Danh Vo

Each time the artist Danh Vo sells a work through his gallery, the collector or institution is billed up to 100 euros, whereby they acquire a special handwritten letter. The project, 02.02.1861, [last letter of Saint Théophane Vénard to his father before he was decapitated] (2009– ), is a text in English translated to the French and copied out by Vo’s father, who speaks neither language. Ever since Vo’s legendary graduation show from the Royal Danish Academy of Fine Arts in 2002, when the artist had his family negotiate the terms of the exhibition, Vo used his work to unpack the myths of his immigrant family (who moved to Denmark after being discovered in a boat fleeing Vietnam in 1979). But the 36-year-old artist’s work attempts more than merely personal ambitions. “It’s not about my father, it’s about the labor,” Vo says of those letters. “The project sees language go into the world and return in a mutated form.”

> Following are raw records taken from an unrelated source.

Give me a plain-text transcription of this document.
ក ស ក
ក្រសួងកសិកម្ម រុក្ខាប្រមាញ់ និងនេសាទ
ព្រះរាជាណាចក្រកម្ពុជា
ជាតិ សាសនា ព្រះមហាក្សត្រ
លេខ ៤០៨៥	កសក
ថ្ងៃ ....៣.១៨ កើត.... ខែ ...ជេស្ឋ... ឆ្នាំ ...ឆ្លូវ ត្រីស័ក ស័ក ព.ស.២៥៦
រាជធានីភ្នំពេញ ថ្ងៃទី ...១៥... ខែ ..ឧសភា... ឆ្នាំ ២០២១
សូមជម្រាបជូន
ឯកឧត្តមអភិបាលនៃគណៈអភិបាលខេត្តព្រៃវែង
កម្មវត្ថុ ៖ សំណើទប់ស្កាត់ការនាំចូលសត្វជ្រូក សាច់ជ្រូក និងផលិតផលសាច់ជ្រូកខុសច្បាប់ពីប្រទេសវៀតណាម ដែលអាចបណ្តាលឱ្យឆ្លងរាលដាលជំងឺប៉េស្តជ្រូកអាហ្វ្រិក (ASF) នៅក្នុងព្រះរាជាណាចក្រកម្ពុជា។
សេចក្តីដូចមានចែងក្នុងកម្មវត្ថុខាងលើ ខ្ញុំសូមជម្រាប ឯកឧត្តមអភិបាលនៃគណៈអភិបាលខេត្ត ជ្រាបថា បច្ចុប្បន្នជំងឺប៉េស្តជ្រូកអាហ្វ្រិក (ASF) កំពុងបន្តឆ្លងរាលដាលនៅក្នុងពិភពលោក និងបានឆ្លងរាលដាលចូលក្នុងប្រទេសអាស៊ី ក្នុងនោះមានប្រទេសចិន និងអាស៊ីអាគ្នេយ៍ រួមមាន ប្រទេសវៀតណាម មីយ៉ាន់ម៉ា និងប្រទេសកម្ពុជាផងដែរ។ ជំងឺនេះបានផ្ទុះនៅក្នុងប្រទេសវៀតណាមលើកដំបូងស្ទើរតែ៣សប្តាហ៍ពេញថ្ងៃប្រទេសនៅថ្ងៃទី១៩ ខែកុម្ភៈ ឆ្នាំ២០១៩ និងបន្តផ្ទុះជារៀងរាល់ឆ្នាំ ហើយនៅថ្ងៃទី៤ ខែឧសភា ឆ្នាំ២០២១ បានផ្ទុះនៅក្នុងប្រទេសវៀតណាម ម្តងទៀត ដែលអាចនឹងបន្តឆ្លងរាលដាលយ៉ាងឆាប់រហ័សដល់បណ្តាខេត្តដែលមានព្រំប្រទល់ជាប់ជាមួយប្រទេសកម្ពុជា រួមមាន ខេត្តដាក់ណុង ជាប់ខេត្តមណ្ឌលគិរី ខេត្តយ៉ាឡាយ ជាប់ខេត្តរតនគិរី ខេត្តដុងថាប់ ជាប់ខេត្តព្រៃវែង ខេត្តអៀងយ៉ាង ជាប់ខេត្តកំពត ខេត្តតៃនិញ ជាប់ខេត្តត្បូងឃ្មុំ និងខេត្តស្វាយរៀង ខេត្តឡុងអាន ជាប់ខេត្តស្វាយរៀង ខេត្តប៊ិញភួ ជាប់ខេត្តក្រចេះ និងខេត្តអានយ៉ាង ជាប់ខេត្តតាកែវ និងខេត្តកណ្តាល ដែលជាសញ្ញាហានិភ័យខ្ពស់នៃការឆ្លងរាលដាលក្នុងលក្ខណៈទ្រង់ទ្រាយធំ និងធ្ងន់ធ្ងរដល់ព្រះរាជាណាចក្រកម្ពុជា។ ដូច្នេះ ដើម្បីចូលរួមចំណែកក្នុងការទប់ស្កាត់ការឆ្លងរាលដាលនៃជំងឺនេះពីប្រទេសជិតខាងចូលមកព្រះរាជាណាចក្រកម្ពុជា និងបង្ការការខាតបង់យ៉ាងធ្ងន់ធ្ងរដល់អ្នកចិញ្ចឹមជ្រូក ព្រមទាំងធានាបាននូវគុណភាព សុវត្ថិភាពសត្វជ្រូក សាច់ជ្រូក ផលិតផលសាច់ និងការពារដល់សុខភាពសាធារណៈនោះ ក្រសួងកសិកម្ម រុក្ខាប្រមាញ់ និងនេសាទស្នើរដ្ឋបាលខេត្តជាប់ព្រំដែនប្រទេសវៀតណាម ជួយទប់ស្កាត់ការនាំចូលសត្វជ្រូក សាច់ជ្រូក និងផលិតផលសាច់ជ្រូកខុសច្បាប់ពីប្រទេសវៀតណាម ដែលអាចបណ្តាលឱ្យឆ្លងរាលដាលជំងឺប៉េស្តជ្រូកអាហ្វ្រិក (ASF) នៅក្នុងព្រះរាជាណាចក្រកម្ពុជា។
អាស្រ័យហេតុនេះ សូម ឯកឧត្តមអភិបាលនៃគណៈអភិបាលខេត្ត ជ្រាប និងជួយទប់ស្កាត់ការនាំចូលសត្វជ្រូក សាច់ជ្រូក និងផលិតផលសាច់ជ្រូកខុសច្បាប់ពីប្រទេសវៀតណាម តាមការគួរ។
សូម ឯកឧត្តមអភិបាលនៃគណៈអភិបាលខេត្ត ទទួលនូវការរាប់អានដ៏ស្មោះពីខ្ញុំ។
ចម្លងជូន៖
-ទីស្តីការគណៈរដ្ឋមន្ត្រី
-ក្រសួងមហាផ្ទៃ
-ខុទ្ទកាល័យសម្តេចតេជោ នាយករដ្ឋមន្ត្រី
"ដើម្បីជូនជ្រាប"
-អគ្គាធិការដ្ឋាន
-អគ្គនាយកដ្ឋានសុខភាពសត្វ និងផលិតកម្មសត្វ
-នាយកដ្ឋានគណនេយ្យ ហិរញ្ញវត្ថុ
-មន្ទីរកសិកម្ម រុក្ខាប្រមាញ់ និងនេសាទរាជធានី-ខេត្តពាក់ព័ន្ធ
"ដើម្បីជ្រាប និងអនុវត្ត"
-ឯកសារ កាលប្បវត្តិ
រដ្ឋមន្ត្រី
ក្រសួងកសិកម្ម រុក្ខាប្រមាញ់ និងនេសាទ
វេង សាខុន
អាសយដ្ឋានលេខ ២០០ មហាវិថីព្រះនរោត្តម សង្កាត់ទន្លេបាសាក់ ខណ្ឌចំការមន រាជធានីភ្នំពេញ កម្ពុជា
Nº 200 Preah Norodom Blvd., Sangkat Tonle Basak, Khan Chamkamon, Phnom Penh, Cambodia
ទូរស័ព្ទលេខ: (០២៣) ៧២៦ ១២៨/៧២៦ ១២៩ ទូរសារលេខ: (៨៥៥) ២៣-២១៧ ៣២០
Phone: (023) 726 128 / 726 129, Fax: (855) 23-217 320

In 2004, he moved from Frankfurt to Berlin, where he has lived ever since (although he also keeps a second apartment in New York). For a recent show at Artists Space in New York, Vo used his background as a gay Asian man to interrogate issues of objectification and history. The exhibition included photographic imagery culled from the collection of a man named Joseph Carrier, who showed up in 2006 when the artist gave a talk in California and would eventually list Vo as a beneficiary in his will. “He came to cruise me—or I should say he came to check me out,” says Vo. Carrier’s estate included photographs of young scantily clad men from behind. Says Vo, “I thought of Hiroshima Mon Amour, and other instances of extreme political circumstances that you approach by inserting your own private experience.”